Monday felt like “A Willie Nelson Christmas” but it was another internationally recognized holiday that the country legend was celebrating with a six-hour live stream: 4/20.
For those who aren’t in the know, the date of April 20, along with the daily chime of 4:20 p.m., is code for stoners to spark up. Willie being the undisputed grand poobah of the marijuana movement, his “Come And Toke It” variety program drew a slew of noteworthy names to the webcast including Kacey Musgraves, Matthew McConaughey, Kevin Smith, Jeff Bridges, Tommy Chong, Bill Maher, Beto O’Rourke, Toby Keith and Billy Ray Cyrus.
Doubling as a benefit for Last Prisoner Project (dedicated to restorative justice to aid those incarcerated based on outdated cannabis laws) and a promotional opportunity (to market Willie’s Reserve and Willie’s Remedy, a line of branded cannabis and hemp-based wellness products), as well as marking an early birthday party (Willie turns 87 on April 29), its format wasn’t all that different from other quarantine at-home shows — some rooms were messy, others intimate, nearly everyone sang to an acoustic guitar — but the vibe was worlds apart. “Come and Toke It” provided the sort of comfort viewing and of-the-same-mindedness we may be starting to forget, seeing as it’s been many weeks since most cannabis enthusiasts have shared a handshake never mind a joint.
In fact, 4/20 celebrations throughout the music world felt like much-needed medicine for a weary bunch who may be more accustomed to being homebound but still yearn for that connection. Wiz Khalifa’s live sessions, for instance, centered on simply partaking together. In something called the “Kush Up Challenge,” Wiz let fans join in on Instagram (first they had to post a “smoke signal” — or smoke emoji — in the chat indicating their willingness) to go toke-to-toke with the rapper. The goal: take 10 pulls without hacking up a lung in a digital dance of synchronized smoking. (Yes, at a 4/20 gathering, coughing isn’t thought of as the coming of the apocalypse, though it is viewed as a weakness.)
Others, like in-demand hip-hop producer Mike Dean (Travis Scott, Kanye West), who released an album of instrumentals called “4:20” in time for the holiday, just jammed in his studio (Jet Fuel OG is his preferred creativity strain, he revealed). Flag-waving stoner Jenny Lewis also took a mellow approach, regaling fans with songs and stories, including one in which Nelson himself requested she sing “Roll Me Up and Smoke Me When I Die” at a private dinner and, no thanks to a few hits of Willie’s Reserve, she “got freaked” and barely pulled it together. “It was a disaster,” confessed Lewis, wearing — appropriately — a Death Row Records shirt. Others who hosted or participated in 4/20 streams included Cypress Hill’s B-Real and Ty Dolla $ign.
No two live streams were the same but Willie’s was special. From a dimly-lit bunker deep within the Nelson family ranch in Luck, Texas, Willie and son Lukas played affable hosts to a wide circle of friends and family all of whom, dare we say, looked genuinely happy — coronavirus panic put on pause.

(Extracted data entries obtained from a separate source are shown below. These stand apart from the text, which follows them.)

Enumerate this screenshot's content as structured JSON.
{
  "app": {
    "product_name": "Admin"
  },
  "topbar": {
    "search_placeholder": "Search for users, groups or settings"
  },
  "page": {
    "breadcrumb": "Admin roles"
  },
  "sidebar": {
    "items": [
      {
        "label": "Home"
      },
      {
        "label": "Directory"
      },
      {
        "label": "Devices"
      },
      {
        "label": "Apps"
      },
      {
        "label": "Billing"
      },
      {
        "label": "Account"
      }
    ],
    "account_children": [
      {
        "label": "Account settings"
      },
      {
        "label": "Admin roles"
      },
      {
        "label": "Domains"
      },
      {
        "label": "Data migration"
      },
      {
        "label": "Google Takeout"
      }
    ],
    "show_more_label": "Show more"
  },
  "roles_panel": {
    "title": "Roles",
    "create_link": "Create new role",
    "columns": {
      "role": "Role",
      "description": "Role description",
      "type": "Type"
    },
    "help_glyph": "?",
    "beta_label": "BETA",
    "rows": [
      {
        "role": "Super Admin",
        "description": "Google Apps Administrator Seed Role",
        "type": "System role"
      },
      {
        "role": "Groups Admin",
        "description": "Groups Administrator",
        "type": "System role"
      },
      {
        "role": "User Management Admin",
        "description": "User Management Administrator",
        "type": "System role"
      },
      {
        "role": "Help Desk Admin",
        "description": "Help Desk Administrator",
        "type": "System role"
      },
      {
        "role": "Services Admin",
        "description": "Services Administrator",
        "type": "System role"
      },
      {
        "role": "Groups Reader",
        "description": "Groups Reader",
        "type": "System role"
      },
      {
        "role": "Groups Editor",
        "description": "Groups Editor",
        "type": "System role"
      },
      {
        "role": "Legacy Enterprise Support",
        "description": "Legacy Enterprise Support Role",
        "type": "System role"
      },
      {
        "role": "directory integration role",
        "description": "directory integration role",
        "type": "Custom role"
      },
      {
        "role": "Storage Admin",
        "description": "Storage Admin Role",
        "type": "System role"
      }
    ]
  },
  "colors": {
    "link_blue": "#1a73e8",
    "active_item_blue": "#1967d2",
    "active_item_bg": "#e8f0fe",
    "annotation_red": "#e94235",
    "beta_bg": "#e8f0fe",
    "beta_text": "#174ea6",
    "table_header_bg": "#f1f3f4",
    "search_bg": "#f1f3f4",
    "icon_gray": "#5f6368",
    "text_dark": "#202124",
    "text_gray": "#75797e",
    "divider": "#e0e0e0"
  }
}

That was partly due to the multitude of good tunes, courtesy of the likes of Kacey Musgraves’ “Slow Burn,” which stung like an anthem to our century so far; Ziggy Marley, bringing a soft touch to his father’s iconic “One Love,” and Shakey Graves, who delivered a nuanced rendition of Flying Burrito Brothers’ “Sin City.” Also impressive were lesser-known artists Waylon Payne and Kevin Morby in addition to Nelson sons Lukas and Micah.
Elevating the livestream even more were a series of tutorials related to cannabis, from farmers explaining harvesting a sizable grow to glass makers showing how to clean your wares at home to Margo Price demonstrating how to make an apple pipe (helpful!). Interstitials served as munchie breaks for cooking demonstrations, with Chef Spike Mendelsohn among those offering his 420 take on menu items like plant burgers as well as a bucket of sin called “potatoes fried in kief oil.” Even Mrs. Nelson got into the kitchen game demonstrating how she makes coffee for the brood.
And then there’s Willie, our host with the most quips, zingers and hearing-challenged one-liners — what a hoot to listen in on. Conversations veered between playful and serious, bad jokes were aplenty and Willie’s manner unpredictable at each turn. If ever one of us civilians were lucky enough to receive the coveted invitation to come onto Willie’s tour bus, this is what it might be like. And with “Come and Toke It,” it felt like we were virtually there.
So thank you, Willie Nelson, for the chance to exhale this 4/20. But listen to Kacey when it comes to inhaling.
Shirley Halperin is a former editor at High Times Magazine and has written two books on marijuana: 2008’s “Pot Culture: The A-Z Guide to Stoner Language and Life” and 2010’s “Reefer Movie Madness: The Ultimate Stoner Film Guide.”